What is particularly ambitious is the sheer breadth of compatibility Reetle is promising. The product is not just for the latest iPhone 17 Series. The compatibility list extends back to the iPhone 13 series, and even is compatible with the new iPhone Air (although you’re killing the Air’s appeal by mounting a thick E-Ink case on it>) The plan also includes a massive range of Android flagships from Samsung, Google, Sony, Huawei, Vivo, and others. This indicates a vision for the SmartInk I as a platform-agnostic tool, not just another Apple-centric accessory. Producing perfectly fitted cases for so many different chassis designs is a significant manufacturing challenge, but it shows a commitment to serving a much wider market.
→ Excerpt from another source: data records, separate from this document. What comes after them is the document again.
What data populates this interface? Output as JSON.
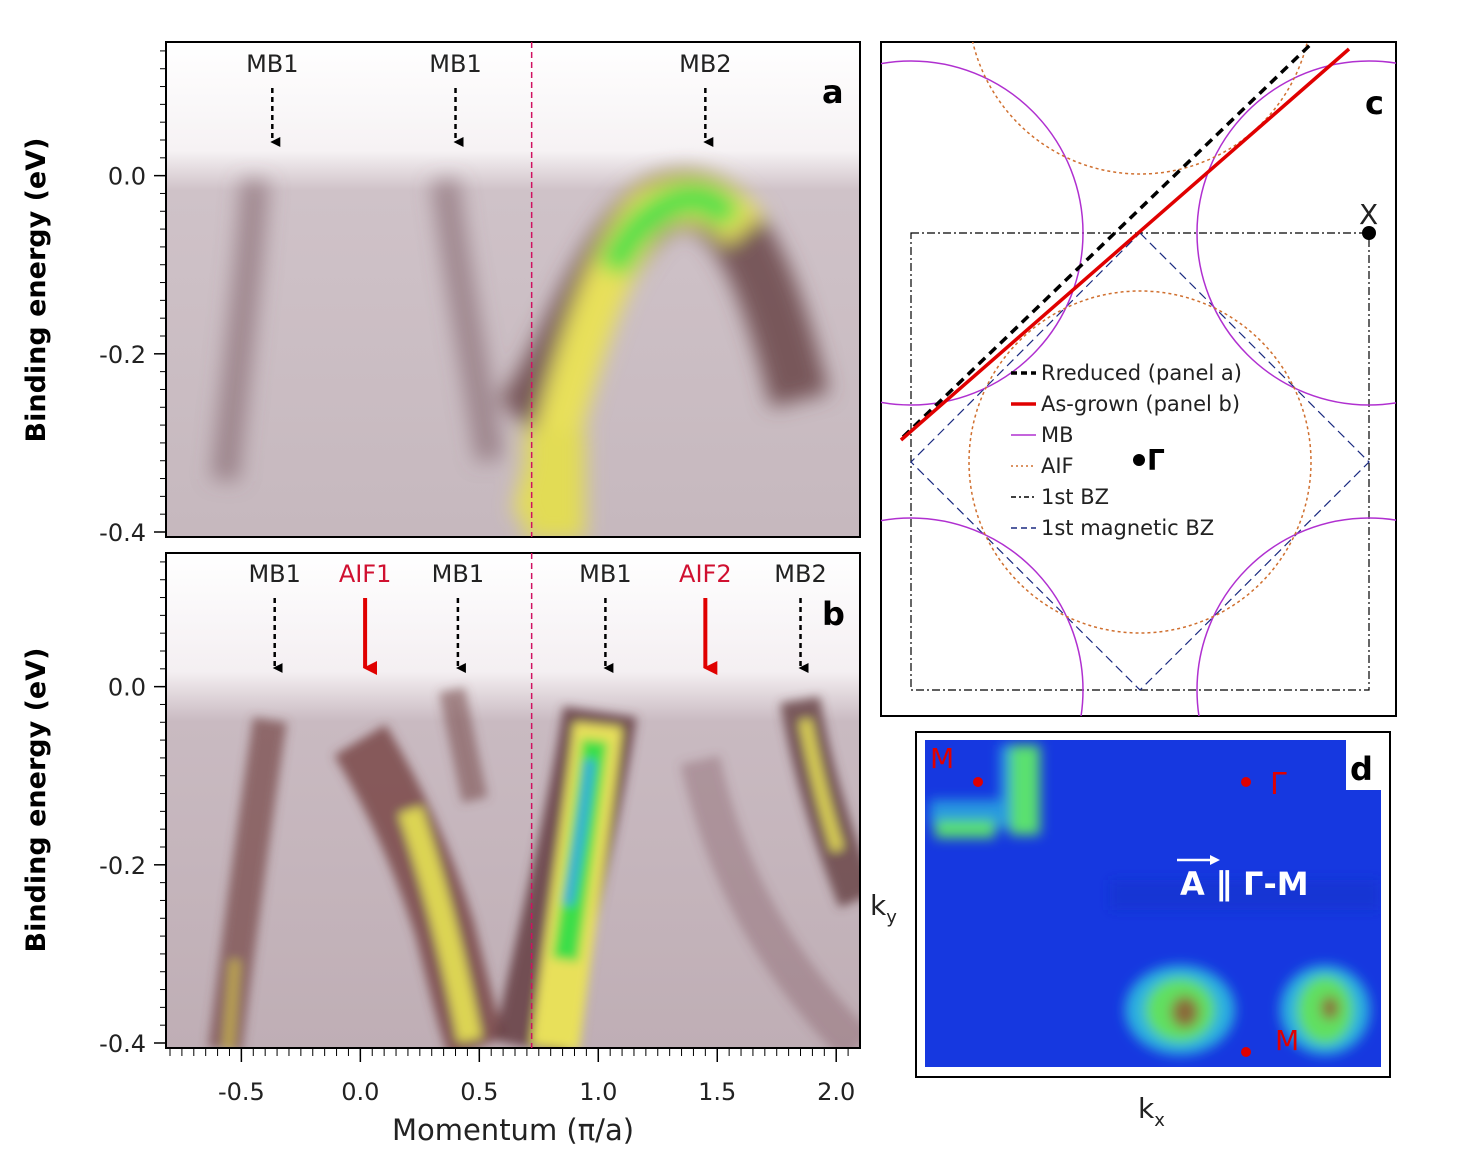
{
  "panels": {
    "a": {
      "letter": "a",
      "ylabel": "Binding energy (eV)",
      "ylim": [
        -0.4,
        0.15
      ],
      "xlim": [
        -0.8,
        2.1
      ],
      "yticks": [
        {
          "value": 0.0,
          "label": "0.0"
        },
        {
          "value": -0.2,
          "label": "-0.2"
        },
        {
          "value": -0.4,
          "label": "-0.4"
        }
      ],
      "divider_momentum": 0.72,
      "arrows": [
        {
          "label": "MB1",
          "momentum": -0.37,
          "color": "black",
          "style": "dashed"
        },
        {
          "label": "MB1",
          "momentum": 0.4,
          "color": "black",
          "style": "dashed"
        },
        {
          "label": "MB2",
          "momentum": 1.45,
          "color": "black",
          "style": "dashed"
        }
      ]
    },
    "b": {
      "letter": "b",
      "ylabel": "Binding energy (eV)",
      "xlabel": "Momentum (π/a)",
      "ylim": [
        -0.4,
        0.15
      ],
      "xlim": [
        -0.8,
        2.1
      ],
      "yticks": [
        {
          "value": 0.0,
          "label": "0.0"
        },
        {
          "value": -0.2,
          "label": "-0.2"
        },
        {
          "value": -0.4,
          "label": "-0.4"
        }
      ],
      "xticks": [
        {
          "value": -0.5,
          "label": "-0.5"
        },
        {
          "value": 0.0,
          "label": "0.0"
        },
        {
          "value": 0.5,
          "label": "0.5"
        },
        {
          "value": 1.0,
          "label": "1.0"
        },
        {
          "value": 1.5,
          "label": "1.5"
        },
        {
          "value": 2.0,
          "label": "2.0"
        }
      ],
      "divider_momentum": 0.72,
      "arrows": [
        {
          "label": "MB1",
          "momentum": -0.36,
          "color": "black",
          "style": "dashed"
        },
        {
          "label": "AIF1",
          "momentum": 0.02,
          "color": "red",
          "style": "solid"
        },
        {
          "label": "MB1",
          "momentum": 0.41,
          "color": "black",
          "style": "dashed"
        },
        {
          "label": "MB1",
          "momentum": 1.03,
          "color": "black",
          "style": "dashed"
        },
        {
          "label": "AIF2",
          "momentum": 1.45,
          "color": "red",
          "style": "solid"
        },
        {
          "label": "MB2",
          "momentum": 1.85,
          "color": "black",
          "style": "dashed"
        }
      ]
    },
    "c": {
      "letter": "c",
      "legend": [
        {
          "label": "Rreduced (panel a)",
          "color": "#000000",
          "style": "dashed"
        },
        {
          "label": "As-grown (panel b)",
          "color": "#e00000",
          "style": "solid"
        },
        {
          "label": "MB",
          "color": "#b030d0",
          "style": "solid"
        },
        {
          "label": "AIF",
          "color": "#d07030",
          "style": "dotted"
        },
        {
          "label": "1st BZ",
          "color": "#000000",
          "style": "dashdot"
        },
        {
          "label": "1st magnetic BZ",
          "color": "#1a2a80",
          "style": "dashed"
        }
      ],
      "point_labels": {
        "gamma": "Γ",
        "x": "X"
      }
    },
    "d": {
      "letter": "d",
      "annotation": "A ∥ Γ-M",
      "point_labels": {
        "m_top": "M",
        "gamma": "Γ",
        "m_bottom": "M"
      },
      "xlabel": "k",
      "xlabel_sub": "x",
      "ylabel": "k",
      "ylabel_sub": "y"
    }
  },
  "chart_data": [
    {
      "panel": "a",
      "type": "heatmap",
      "title": "",
      "xlabel": "",
      "ylabel": "Binding energy (eV)",
      "xlim": [
        -0.8,
        2.1
      ],
      "ylim": [
        -0.4,
        0.15
      ],
      "bands": [
        {
          "name": "MB1",
          "x": [
            -0.37,
            -0.42,
            -0.48,
            -0.55
          ],
          "y": [
            0.0,
            -0.08,
            -0.18,
            -0.3
          ]
        },
        {
          "name": "MB1",
          "x": [
            0.4,
            0.45,
            0.52,
            0.6
          ],
          "y": [
            0.0,
            -0.08,
            -0.17,
            -0.28
          ]
        },
        {
          "name": "MB2",
          "x": [
            0.74,
            0.9,
            1.1,
            1.3,
            1.45,
            1.6,
            1.75,
            1.9
          ],
          "y": [
            -0.28,
            -0.3,
            -0.2,
            -0.07,
            -0.03,
            -0.07,
            -0.18,
            -0.32
          ]
        }
      ],
      "annotations": [
        "MB1",
        "MB1",
        "MB2"
      ]
    },
    {
      "panel": "b",
      "type": "heatmap",
      "title": "",
      "xlabel": "Momentum (π/a)",
      "ylabel": "Binding energy (eV)",
      "xlim": [
        -0.8,
        2.1
      ],
      "ylim": [
        -0.4,
        0.15
      ],
      "bands": [
        {
          "name": "MB1",
          "x": [
            -0.36,
            -0.42,
            -0.5,
            -0.58
          ],
          "y": [
            0.0,
            -0.12,
            -0.26,
            -0.38
          ]
        },
        {
          "name": "AIF1",
          "x": [
            0.02,
            0.15,
            0.3,
            0.45,
            0.55
          ],
          "y": [
            -0.02,
            -0.1,
            -0.2,
            -0.32,
            -0.4
          ]
        },
        {
          "name": "MB1",
          "x": [
            0.41,
            0.45,
            0.5
          ],
          "y": [
            0.0,
            -0.05,
            -0.1
          ]
        },
        {
          "name": "MB1",
          "x": [
            1.03,
            0.98,
            0.9,
            0.8,
            0.72
          ],
          "y": [
            -0.04,
            -0.12,
            -0.22,
            -0.32,
            -0.4
          ]
        },
        {
          "name": "MB2",
          "x": [
            1.85,
            1.9,
            1.96
          ],
          "y": [
            -0.02,
            -0.1,
            -0.2
          ]
        }
      ],
      "annotations": [
        "MB1",
        "AIF1",
        "MB1",
        "MB1",
        "AIF2",
        "MB2"
      ]
    },
    {
      "panel": "c",
      "type": "scatter",
      "series": [
        {
          "name": "Rreduced (panel a)"
        },
        {
          "name": "As-grown (panel b)"
        },
        {
          "name": "MB"
        },
        {
          "name": "AIF"
        },
        {
          "name": "1st BZ"
        },
        {
          "name": "1st magnetic BZ"
        }
      ]
    },
    {
      "panel": "d",
      "type": "heatmap",
      "xlabel": "kx",
      "ylabel": "ky",
      "annotations": [
        "M",
        "Γ",
        "A ∥ Γ-M",
        "M"
      ]
    }
  ]
}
The Reetle SmartInk I is currently on Kickstarter, where it has already flown past its initial funding goal. The early-bird price is set at about $119, with a target shipping date of February 2026. For a product category that has been largely defined by aesthetics and materials, the SmartInk I represents a genuine functional leap. It is a thoughtful synthesis of E-Ink, AI, and hardware design that re-imagines what a phone case can be. It is no longer just a protective shell; it is an active partner in managing your information and capturing your ideas. Heck, it’s probably better than any other AI accessory I’ve seen all year!